Jetson Nano Object detection: missing "retrieved Input tensor "input": xxxx

Hi support team
I’m very new in Jetson Nano and object detection.
I bought a jetson nano 4GB board a few month ago, Now I tried to build and test object detection with Mobilenet version 2 as a sample link “Real-Time Object Detection in 10 Lines of Python Code on Jetson Nano - YouTube
I did my best every step finally, I found that ./detectnet-console.py images/xx.jpg output_0.jpg was not be able running properly. I noticed that it was missing "retrieved Input tensor “input”: xxxx the


screen and it caused the infinied loop on the console. I already attached the capture pictures for considering.
Please kindly assist on this issues.
Thank you
Banatus S

Hi @banatuss, the first time you load the model, it will take some minutes to optimize the network with TensorRT. After the first run, it should save the optimized model to disk and then load quickly on subsequent runs.

How long have you left it running for? It may look like an infinite loop, but TensorRT is probably just running it’s optimizations.

Thank you Dusty , I tried to run it again and watched it for 5 minutes.
Unfortunately, then it was caused the Jetson nano shutdown unexpectedly.
I checked the status no led power on at all.
It mighted be the first time , I was shocked and manully closed the terminal screen before it did optimization?
Can I fixed on this or format SD card and start to comply the OS again?
Thank you
Note: Do you have a docker link of NVIDIA object detection?
Please kindly give me some advice.
Banatus Soiraya

Hi @banatuss, it sounds like your power supply may not have been able to keep up with the load, so you may want to try switching your Nano to 5W mode (sudo nvpmodel -m 1) or try one of the DC barrel jack adapters from the Jetson Nano Supported Component List.

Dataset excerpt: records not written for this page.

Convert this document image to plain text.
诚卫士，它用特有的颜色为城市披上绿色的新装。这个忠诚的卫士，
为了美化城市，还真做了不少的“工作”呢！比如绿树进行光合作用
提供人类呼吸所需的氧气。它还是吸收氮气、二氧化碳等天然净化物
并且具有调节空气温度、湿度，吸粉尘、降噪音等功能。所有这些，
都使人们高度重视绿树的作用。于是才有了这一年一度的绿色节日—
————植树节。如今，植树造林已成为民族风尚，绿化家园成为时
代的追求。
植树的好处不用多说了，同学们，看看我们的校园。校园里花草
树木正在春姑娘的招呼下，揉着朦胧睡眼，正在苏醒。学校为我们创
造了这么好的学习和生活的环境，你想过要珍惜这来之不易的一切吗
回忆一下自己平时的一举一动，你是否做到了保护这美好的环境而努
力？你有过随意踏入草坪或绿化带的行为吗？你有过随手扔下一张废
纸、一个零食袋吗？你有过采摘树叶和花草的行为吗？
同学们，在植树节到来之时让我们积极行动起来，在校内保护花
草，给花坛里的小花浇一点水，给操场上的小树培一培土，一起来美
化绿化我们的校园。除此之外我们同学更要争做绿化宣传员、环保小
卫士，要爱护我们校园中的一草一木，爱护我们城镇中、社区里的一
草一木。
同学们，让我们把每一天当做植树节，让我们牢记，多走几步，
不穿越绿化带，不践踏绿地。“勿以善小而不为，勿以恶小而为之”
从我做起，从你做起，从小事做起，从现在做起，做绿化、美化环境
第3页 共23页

Is your Nano able to boot up again? If it still boots, try my power suggestion above and then re-run the detectnet program. If it doesn’t boot, you may want to re-flash your SD card.

Also, yes you can run this in a docker container, see here for more info:

https://github.com/dusty-nv/jetson-inference/blob/master/docs/aux-docker.md

Note that it will need to do the same TensorRT optimization the first time it runs the model though.

Thank you dusty
I was successful to use your command.It helped a lot.
Optimization process took about 5 mins until it was completed.